- 47
Gregory the Great, Homilies on Ezekiel, in Latin, illuminated manuscript on vellum [north-eastern Germany (Huysburg Abbey, near Halberstadt), dated 1466]
Description
- Vellum
Provenance
(2) Joseph Lilly (1804-70), bookseller of Covent Garden; his sale of 1863.
(3) William Bragge (1823-84), of Birmingham: his sale in our rooms, 7 June 1876, lot 178.
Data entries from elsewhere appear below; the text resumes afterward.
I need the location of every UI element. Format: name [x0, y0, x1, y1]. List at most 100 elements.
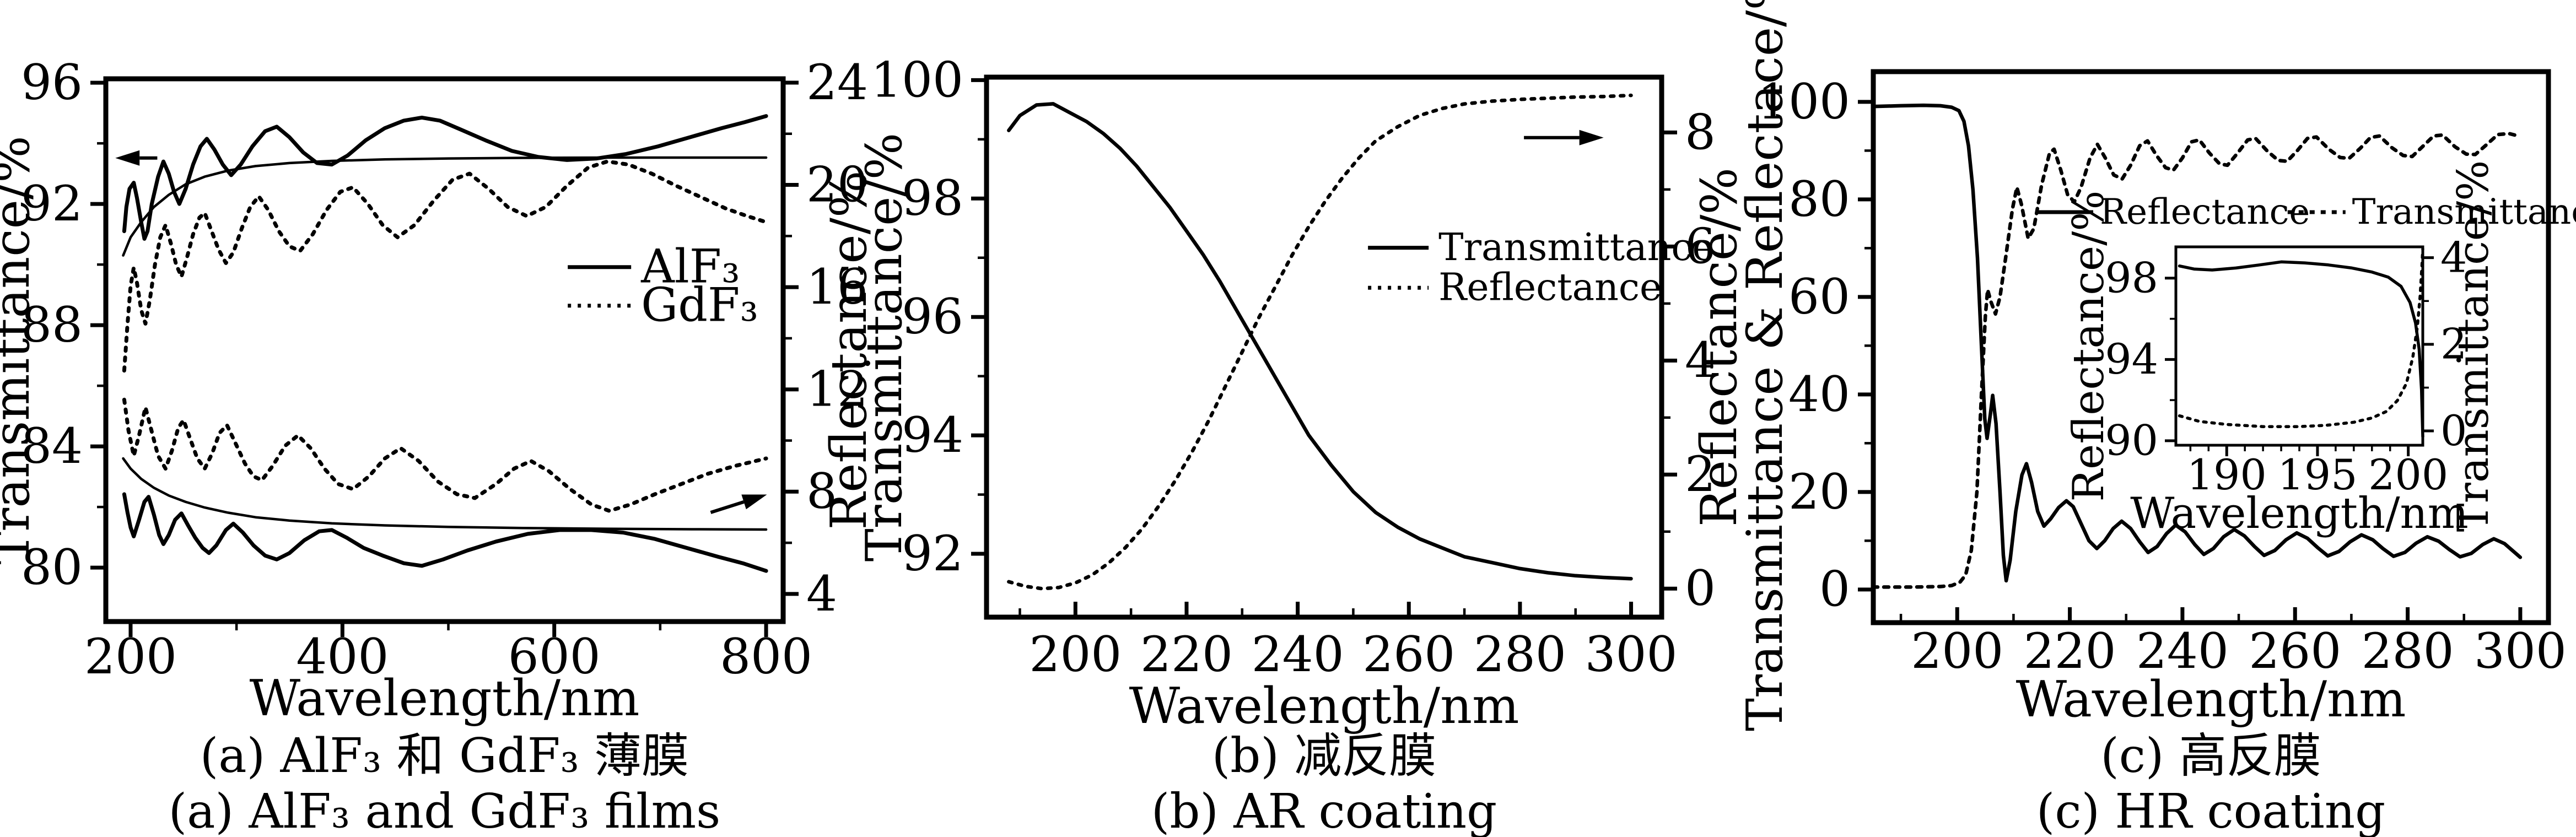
x-tick-label: 300: [1585, 626, 1678, 683]
caption-b-english: (b) AR coating: [1151, 784, 1497, 837]
series-curve: [122, 397, 768, 513]
caption-c-chinese: (c) 高反膜: [2100, 728, 2321, 784]
panel-c-plot: 200 220 240 260 280 300 Wavelength/nm 0 20 40 60 80…: [1736, 0, 2576, 731]
series-curve: [122, 457, 768, 531]
plot-frame: [103, 76, 786, 624]
plot-frame: [984, 74, 1664, 620]
legend-label: AlF₃: [640, 240, 740, 294]
y-tick-label: 40: [1788, 366, 1850, 423]
caption-a-english: (a) AlF₃ and GdF₃ films: [168, 784, 721, 837]
y-tick-label: 24: [806, 54, 868, 111]
y-tick-label: 0: [2440, 406, 2467, 455]
y-tick-label: 92: [902, 525, 963, 582]
y-tick-label: 96: [21, 54, 83, 111]
series-curve: [122, 159, 768, 373]
x-tick-label: 300: [2474, 623, 2567, 679]
x-tick-label: 200: [84, 628, 177, 685]
axis-pointer-arrowhead: [1579, 129, 1604, 145]
legend-label: Reflectance: [2100, 192, 2310, 233]
y-axis-title: Transmittance/%: [855, 133, 913, 561]
y-tick-label: 2: [2440, 320, 2467, 369]
y-tick-label: 4: [1685, 332, 1716, 388]
x-axis-title: Wavelength/nm: [1129, 677, 1519, 735]
panel-a-plot: 200 400 600 800Wavelength/nm8084889296Trans…: [0, 54, 878, 727]
x-tick-label: 200: [1911, 623, 2003, 679]
y-tick-label: 94: [2105, 334, 2158, 384]
y-axis-title: Transmittance/%: [0, 136, 41, 564]
x-tick-label: 200: [1029, 626, 1122, 683]
y-tick-label: 80: [21, 539, 83, 596]
y-tick-label: 94: [902, 407, 963, 463]
caption-panel-b: (b) 减反膜 (b) AR coating: [987, 728, 1662, 837]
x-axis-title: Wavelength/nm: [250, 669, 640, 727]
y-tick-label: 16: [806, 258, 868, 315]
series-curve: [122, 156, 768, 257]
y-tick-label: 98: [902, 170, 963, 226]
panel-b-plot: 200 220 240 260 280 300Wavelength/nm929496981…: [855, 51, 1748, 735]
axis-pointer-arrowhead: [115, 150, 140, 166]
axis-pointer-arrow: [710, 500, 745, 514]
legend-label: Transmittance: [1438, 226, 1715, 269]
caption-c-english: (c) HR coating: [2036, 784, 2386, 837]
y-tick-label: 60: [1788, 268, 1850, 325]
x-tick-label: 280: [1474, 626, 1566, 683]
x-tick-label: 190: [2187, 450, 2267, 499]
y-tick-label: 100: [871, 51, 963, 108]
y-axis-title: Reflectance/%: [1690, 168, 1748, 527]
series-curve: [122, 492, 768, 573]
x-tick-label: 195: [2277, 450, 2357, 499]
y-tick-label: 12: [806, 361, 868, 418]
y-tick-label: 90: [2105, 416, 2158, 465]
y-tick-label: 84: [21, 418, 83, 474]
y-tick-label: 2: [1685, 446, 1716, 503]
x-tick-label: 600: [508, 628, 601, 685]
y-tick-label: 8: [1685, 104, 1716, 160]
x-tick-label: 200: [2368, 450, 2448, 499]
caption-panel-a: (a) AlF₃ 和 GdF₃ 薄膜 (a) AlF₃ and GdF₃ fil…: [106, 728, 783, 837]
x-axis-title: Wavelength/nm: [2130, 489, 2468, 538]
x-tick-label: 240: [2136, 623, 2229, 679]
legend-label: Transmittance: [2352, 192, 2576, 233]
x-tick-label: 400: [296, 628, 389, 685]
y-tick-label: 8: [806, 463, 837, 520]
y-tick-label: 20: [806, 156, 868, 213]
y-tick-label: 4: [806, 565, 837, 622]
series-curve: [1007, 102, 1633, 581]
x-tick-label: 240: [1252, 626, 1344, 683]
y-axis-title: Reflectance/%: [820, 170, 878, 530]
series-curve: [2178, 247, 2424, 428]
caption-b-chinese: (b) 减反膜: [1211, 728, 1437, 784]
series-curve: [122, 114, 768, 241]
x-tick-label: 260: [1362, 626, 1455, 683]
y-tick-label: 88: [21, 296, 83, 353]
axis-pointer-arrowhead: [741, 494, 767, 510]
y-tick-label: 6: [1685, 218, 1716, 274]
series-curve: [1871, 132, 2523, 589]
y-axis-title: Reflectance/%: [2064, 190, 2114, 501]
y-tick-label: 4: [2440, 233, 2467, 282]
y-axis-title: Transmittance/%: [2449, 160, 2498, 532]
y-tick-label: 100: [1758, 73, 1850, 130]
plot-frame: [1871, 69, 2551, 625]
y-tick-label: 98: [2105, 253, 2158, 303]
x-tick-label: 800: [720, 628, 812, 685]
y-tick-label: 96: [902, 288, 963, 345]
y-tick-label: 0: [1685, 560, 1716, 617]
x-axis-title: Wavelength/nm: [2016, 671, 2406, 728]
y-tick-label: 20: [1788, 463, 1850, 520]
x-tick-label: 260: [2249, 623, 2341, 679]
legend-label: Reflectance: [1438, 266, 1662, 310]
series-curve: [1871, 103, 2523, 583]
x-tick-label: 220: [2024, 623, 2116, 679]
y-tick-label: 92: [21, 175, 83, 232]
series-curve: [1007, 93, 1633, 591]
legend-label: GdF₃: [641, 278, 758, 332]
x-tick-label: 220: [1140, 626, 1233, 683]
caption-a-chinese: (a) AlF₃ 和 GdF₃ 薄膜: [200, 728, 689, 784]
y-axis-title: Transmittance & Reflectace/%: [1736, 0, 1794, 731]
y-tick-label: 80: [1788, 171, 1850, 228]
x-tick-label: 280: [2362, 623, 2454, 679]
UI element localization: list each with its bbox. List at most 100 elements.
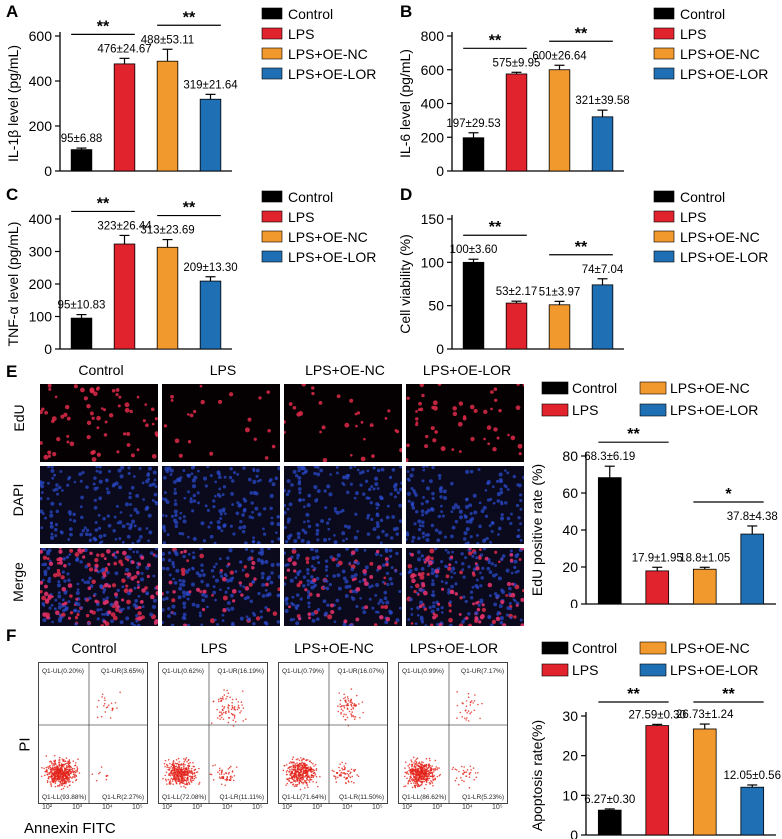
micro-image: [406, 384, 524, 462]
dapi-cell: [336, 573, 341, 578]
event: [178, 764, 180, 766]
edu-cell: [170, 398, 174, 402]
event: [54, 763, 57, 766]
quadrant-lr: Q1-LR(11.50%): [339, 794, 384, 801]
dapi-cell: [353, 466, 357, 468]
merge-cell: [312, 578, 317, 583]
event: [217, 698, 220, 701]
edu-cell: [462, 416, 467, 421]
dapi-cell: [145, 527, 149, 530]
event: [53, 763, 56, 765]
event: [235, 698, 238, 701]
merge-cell: [196, 587, 201, 592]
edu-cell: [459, 596, 463, 600]
dapi-cell: [450, 584, 454, 589]
dapi-cell: [239, 560, 242, 564]
dapi-cell: [334, 509, 337, 513]
dapi-cell: [509, 616, 513, 620]
dapi-cell: [483, 538, 487, 541]
dapi-cell: [499, 616, 505, 621]
event: [470, 700, 473, 702]
event: [339, 769, 341, 772]
dapi-cell: [153, 478, 157, 482]
dapi-cell: [464, 504, 470, 510]
event: [233, 714, 236, 716]
dapi-cell: [72, 512, 76, 517]
dapi-cell: [165, 590, 170, 594]
dapi-cell: [430, 567, 434, 571]
event: [97, 699, 100, 702]
merge-cell: [155, 590, 158, 596]
dapi-cell: [58, 602, 62, 606]
event: [423, 767, 426, 770]
dapi-cell: [353, 535, 358, 540]
merge-cell: [287, 557, 293, 563]
event: [111, 708, 114, 710]
dapi-cell: [376, 535, 381, 540]
dapi-cell: [69, 532, 73, 537]
dapi-cell: [328, 582, 332, 587]
event: [231, 706, 234, 709]
dapi-cell: [389, 554, 393, 558]
dapi-cell: [177, 595, 182, 600]
dapi-cell: [212, 590, 217, 595]
dapi-cell: [290, 483, 294, 487]
dapi-cell: [99, 584, 104, 588]
event: [172, 766, 174, 769]
event: [346, 772, 348, 775]
dapi-cell: [105, 596, 109, 600]
dapi-cell: [162, 566, 166, 571]
dapi-cell: [201, 598, 206, 603]
event: [171, 764, 174, 767]
dapi-cell: [310, 611, 315, 616]
dapi-cell: [367, 487, 372, 492]
dapi-cell: [417, 519, 422, 524]
merge-cell: [67, 616, 72, 620]
edu-cell: [180, 567, 186, 573]
dapi-cell: [421, 524, 425, 528]
event: [187, 758, 190, 761]
edu-cell: [56, 437, 61, 442]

(4) ‘A.S.R.’ of Philadelphia: his inscription dated 25 December 1905 (perhaps recording a Christmas present) on front flyleaf.
Catalogue Note
By any measure Gregory the Great (540-604) was a titan of the early Church. He held office as pope from 590 to 604, acted as patron and the driving force behind St. Augustine’s conversion of the English and establishment of Canterbury as the principal see of England, and was an energetic architect and reformer of the Church. He transformed ecclesiastical administration and monastic practises and composed both practical works such as his Liber Pastoralis and scriptural commentaries. From the latter spring, in seed at least, almost all the leading principles of later Catholicism. His youth was spent during the years of the final collapse of the Roman Empire in the West and the Barbarian occupation of the capital by Totila the Goth, and much of Gregory’s work has a tinge of sadness for the steady crumbling away of Western society. The present work was composed in 592-3, while the Lombards besieged Rome. It was presumably intended for public preaching to entreat God for divine aid and to raise the spirits of the terrified citizens. He died in 604 and was buried in St. Peter’s Basilica, Rome.
This work was fundamental to monastic life, and contains some of the author’s most profound mystical teachings. This is a large and handsome copy, evidently prepared at significant expense by the abbey.